The Roman upper crust were big on travel, it seems. And no one more so than the Emperor Hadrian who spent more time on the road than he ever did in Rome. In 130 CE he was off up the Nile with his wife Sabina and his male teenage lover Antinous to see the Great Pyramid of Giza and the Colossi of Memnon, the two mammoth statues that, ancients believed, would sing to you in the morning. (If you were lucky, and Hadrian was).

There were as many as 5000 people on the trip. You wouldn’t want to be catering for that number, would you? But Beard concentrated on the Emperor, his wife, his lover and his wife’s friend, the poet Julia Balbilla, who may or may not have been in love with Sabina herself.

That’s the sex box ticked, then. And as for death, well, like any good cruise story there’s a possible murder at the heart of it. Because at some point on the journey Antinous ends up in the Nile and drowns. But did he fall or was he pushed?

There is no evidence either way. What is clear is that Hadrian was very taken with Antinous. There are more Roman statues of the young man in existence than any other Roman historical figure other than Emperor Augustus and Hadrian himself, Beard pointed out.

She can’t quite see the appeal herself. “For my taste he’s a bit too soft and pouty,” she said of the young man captured in stone. “But he’s certainly instantly recognisable.”

Did Sabina have any issues with Hadrian’s affections for another? It seems not, but any budding Agatha Christie might have fun with all of this. Beard certainly does.

The Herald: Marlene DietrichMarlene Dietrich (Image: free)

The role gossip has to play in historiography was also in evidence in Radio 3’s The Essay slot this week. The subject was Marlene Dietrich. On Wednesday the Berlin historian Karin Wieland examined the star’s relationship with her native Germany which she had fled as the Nazis rose to power. On Thursday, it was Paul Morley’s turn to look at Dietrich’s 1960s performance of Pete Seeger’s anti-war song Where Have All the Flowers Gone.

But on Tuesday veteran film critic David Thomson chose to discuss the German star’s relationship, onscreen and off, with the director Josef von Sternberg.

Thomson has always been a waspish and at times frankly lubricious critical voice. And he has an ear for gossip. So it proved here. Did Dietrich have an affair with her director Josef von Sternberg?
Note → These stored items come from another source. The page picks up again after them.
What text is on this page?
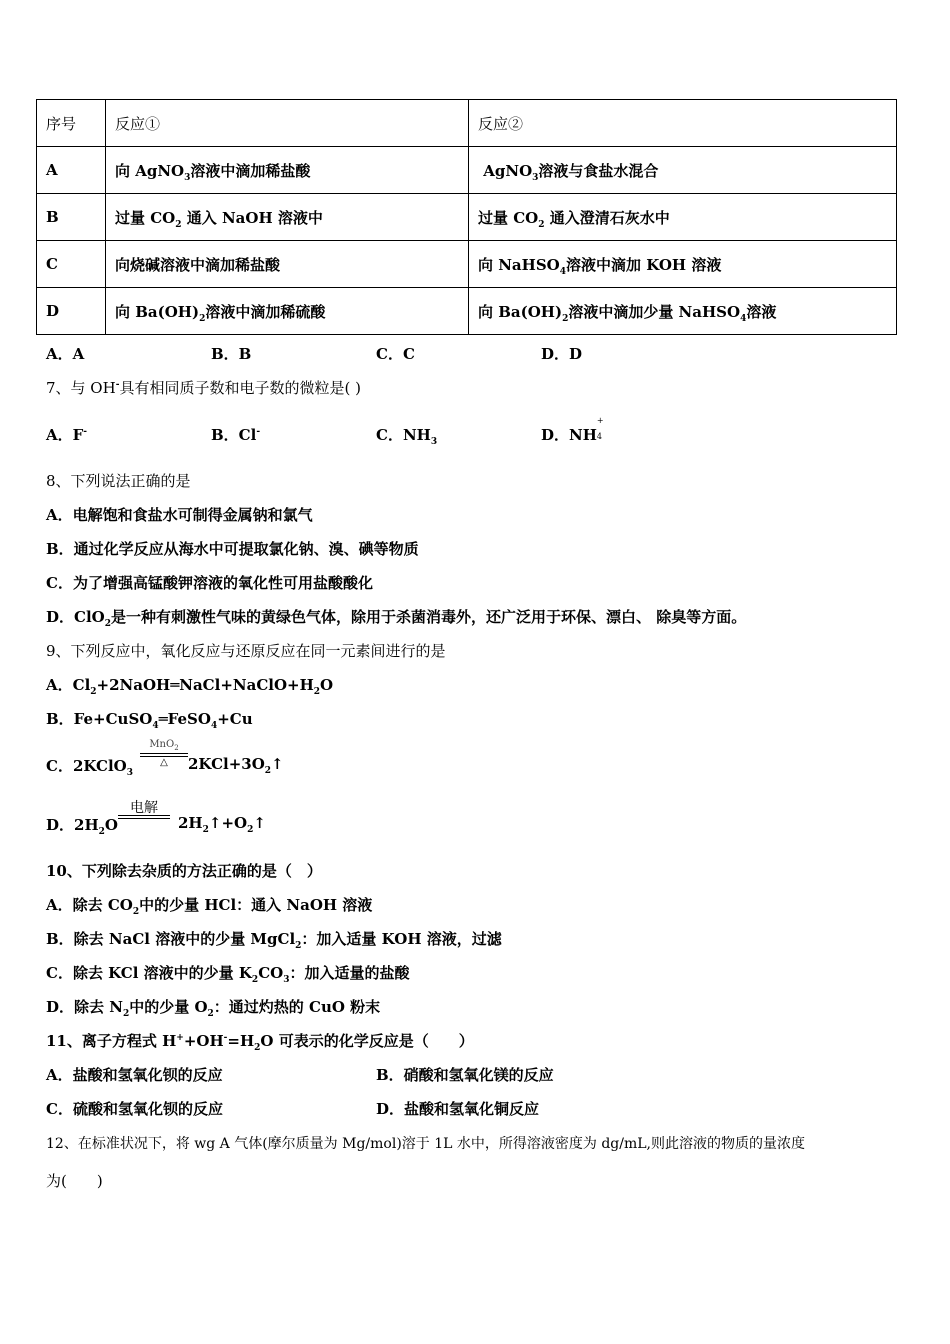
序号	反应①	反应②
A	向 AgNO$_3$溶液中滴加稀盐酸	AgNO$_3$溶液与食盐水混合
B	过量 $CO_2$ 通入 NaOH 溶液中	过量 $CO_2$ 通入澄清石灰水中
C	向烧碱溶液中滴加稀盐酸	向 NaHSO$_4$溶液中滴加 KOH 溶液
D	向 $Ba(OH)_2$溶液中滴加稀硫酸	向 $Ba(OH)_2$溶液中滴加少量 NaHSO$_4$溶液
A．A	B．B	C．C	D．D
7、与 OH-具有相同质子数和电子数的微粒是( )
A．F-	B．Cl-	C．$NH_3$	D．NH
+
4
8、下列说法正确的是
A．电解饱和食盐水可制得金属钠和氯气
B．通过化学反应从海水中可提取氯化钠、溴、碘等物质
C．为了增强高锰酸钾溶液的氧化性可用盐酸酸化
D．ClO$_2$是一种有刺激性气味的黄绿色气体，除用于杀菌消毒外，还广泛用于环保、漂白、 除臭等方面。
9、下列反应中，氧化反应与还原反应在同一元素间进行的是
A．$Cl_2+2NaOH═NaCl+NaClO+H_2O$
B．Fe+CuSO$_4$═FeSO$_4$+Cu
C．2KClO$_3$
MnO$_2$
△	$2KCl+3O_2↑$
D．$2H_2O$
电解
$2H_2↑+O_2↑$
10、下列除去杂质的方法正确的是（　）
A．除去 $CO_2$中的少量 HCl：通入 NaOH 溶液
B．除去 NaCl 溶液中的少量 MgCl$_2$：加入适量 KOH 溶液，过滤
C．除去 KCl 溶液中的少量 $K_2CO_3$：加入适量的盐酸
D．除去 $N_2$中的少量 $O_2$：通过灼热的 CuO 粉末
11、离子方程式 $H^++OH^-=H_2O$ 可表示的化学反应是（　　）
A．盐酸和氢氧化钡的反应	B．硝酸和氢氧化镁的反应
C．硫酸和氢氧化钡的反应	D．盐酸和氢氧化铜反应
12、在标准状况下，将 wg A 气体(摩尔质量为 Mg/mol)溶于 1L 水中，所得溶液密度为 dg/mL,则此溶液的物质的量浓度
为(　　)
The director said otherwise, though his wife sued the actress for alienating the affections of her husband.

And Dietrich certainly had form in this area, Thomson pointed out.

“Von Sternberg would turn looking at Marlene into an elaborate cult inspired by more and more artifice,” the critic argued. “For a few years Marlene remained in awe of him, yet amused at how he had to witness all her other lovers.”

Listen Out For

The Man Who Fell to Earth, Radio 4, Sunday

Christopher Eccleston may have told the Radio Times this week that he doesn’t like sci-fi, but here he is heading up this radio dramatisation of Walter Tevis’s classic novel opposite Harry Treadaway as Thomas Newton, the part made famous by David Bowie in Nic Roeg’s film of the same name.